ShoeBOX Audiometery - Implementation and Global Scaling of an mHealth Audiometer
Technology: e-Solutions and Telemedicine
Matthew Bromwich
613-737-7600 ext 2706
matthew@clearwaterclinical.com
Children’s Hospital Of Eastern Ontario, University of Ottawa
Highlights
One third of adults over the age of 65 are affected by hearing loss and this number is set to double in the next 25 years. There are not enough Audiology professionals to address the need. SHOEBOX helps by automating hearing diagnosis and enabling non-audiologists to perform clinically accurate tests outside sound booths. SHOEBOX Audiometry has reached the market in the last 12 months and it is the industry’s first Health Canada listed iPad Audiometer and has already been peer-reviewed. Adoption is growing very quickly among primary care clinics, pharmacies, hearing clinics, schools, researchers, and with occupational health and safety clients. SHOEBOX Audiometry is currently being used in over 30 countries including Mexico, Bangladesh, Myanmar, Zimbabwe, and Tanzania. ShoeBOX is changing thousands of lives in Canada and around the world.
Abstract
Hearing loss is the world’s number one disability and there are not enough Audiology professionals to address the growing need. ShoeBOX Audiometry has transformed hearing testing by automating diagnosis and enabling non-audiologists to perform clinically accurate tests using an iPad. This has enabled more people to start testing in more places than ever before possible.
ShoeBOX Audiometry is the industry’s first Health Canada listed iPad Audiometer. It conforms to ANSI standards and can be used to perform diagnostic threshold testing. ShoeBOX Audiometry has also been clinically validated by peer-reviewed research and functions as well as traditional audiometers outside of a sound booth. As a result, adoption has grown quickly in primary care, pharmacies, hearing clinics, and schools.
Since its initial validation in 2013 and by the Mayo Clinic in 2015, dozens of projects have demonstrated the impact SHOEBOX Audiometry has had.
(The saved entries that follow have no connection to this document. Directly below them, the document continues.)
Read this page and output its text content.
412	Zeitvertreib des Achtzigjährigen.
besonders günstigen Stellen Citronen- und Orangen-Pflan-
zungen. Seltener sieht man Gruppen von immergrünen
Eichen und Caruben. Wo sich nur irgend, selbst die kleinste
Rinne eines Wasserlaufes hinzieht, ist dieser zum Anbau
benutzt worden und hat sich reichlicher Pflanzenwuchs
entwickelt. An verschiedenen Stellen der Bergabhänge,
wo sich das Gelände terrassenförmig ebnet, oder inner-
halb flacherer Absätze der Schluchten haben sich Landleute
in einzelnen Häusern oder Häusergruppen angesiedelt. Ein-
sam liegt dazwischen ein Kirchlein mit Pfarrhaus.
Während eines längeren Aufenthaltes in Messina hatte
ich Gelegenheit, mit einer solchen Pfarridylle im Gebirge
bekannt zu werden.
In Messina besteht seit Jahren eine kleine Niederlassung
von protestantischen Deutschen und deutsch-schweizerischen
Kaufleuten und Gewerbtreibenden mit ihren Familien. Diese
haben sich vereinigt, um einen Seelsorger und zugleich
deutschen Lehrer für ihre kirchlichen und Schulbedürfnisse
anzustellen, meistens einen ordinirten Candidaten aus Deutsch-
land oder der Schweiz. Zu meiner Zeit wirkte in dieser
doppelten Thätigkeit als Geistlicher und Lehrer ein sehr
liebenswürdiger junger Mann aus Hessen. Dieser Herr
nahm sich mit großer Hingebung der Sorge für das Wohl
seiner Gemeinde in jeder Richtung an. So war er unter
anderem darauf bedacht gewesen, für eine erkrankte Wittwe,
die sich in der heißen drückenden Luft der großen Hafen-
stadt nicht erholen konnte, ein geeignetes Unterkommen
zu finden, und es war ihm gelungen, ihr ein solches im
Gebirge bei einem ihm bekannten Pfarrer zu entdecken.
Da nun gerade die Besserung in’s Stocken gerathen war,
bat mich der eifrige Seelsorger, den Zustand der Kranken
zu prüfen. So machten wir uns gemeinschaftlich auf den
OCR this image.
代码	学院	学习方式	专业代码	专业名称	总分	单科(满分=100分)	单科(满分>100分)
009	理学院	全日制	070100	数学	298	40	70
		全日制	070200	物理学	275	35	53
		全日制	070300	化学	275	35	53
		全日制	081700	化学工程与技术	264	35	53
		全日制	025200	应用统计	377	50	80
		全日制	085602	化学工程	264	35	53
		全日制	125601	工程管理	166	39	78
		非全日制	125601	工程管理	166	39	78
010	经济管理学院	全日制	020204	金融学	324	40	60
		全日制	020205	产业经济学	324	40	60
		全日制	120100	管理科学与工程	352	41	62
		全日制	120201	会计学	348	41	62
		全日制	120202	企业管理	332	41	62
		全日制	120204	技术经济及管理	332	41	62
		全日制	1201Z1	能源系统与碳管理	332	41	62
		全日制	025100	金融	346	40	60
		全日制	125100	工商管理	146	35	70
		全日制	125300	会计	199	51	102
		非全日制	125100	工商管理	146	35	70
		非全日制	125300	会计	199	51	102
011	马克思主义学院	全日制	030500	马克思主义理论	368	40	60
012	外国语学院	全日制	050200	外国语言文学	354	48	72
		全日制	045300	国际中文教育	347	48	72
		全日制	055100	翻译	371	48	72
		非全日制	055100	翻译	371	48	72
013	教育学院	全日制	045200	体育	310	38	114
SheoBOX has been used by individual patients in need of frequent testing such as cochlear implant patients. It has also been used to test patients unable to travel. In the winter of 2014 a single student travelled to Iqaluit and tested 218 northern children, 32 of whom were then referred for abnormal hearing. ShoeBOX has also been used for outreach work in 2015 when a small team travelled to Uganda and tested over 700 children. Other teams have travelled to the Dominican Republic in 2016 to treat hundreds of villagers using the same technology. ShoeBOX has screened large populations quickly as in 2016, when University of Ottawa Med Students screened 466 school children, 39 of whom required audiology referral. ShoeBOX is now being used at larer institutions such as Mercy Hospital, Missouri for occupational testing and CHEO where it helps to shorten waitlists and reduce cost.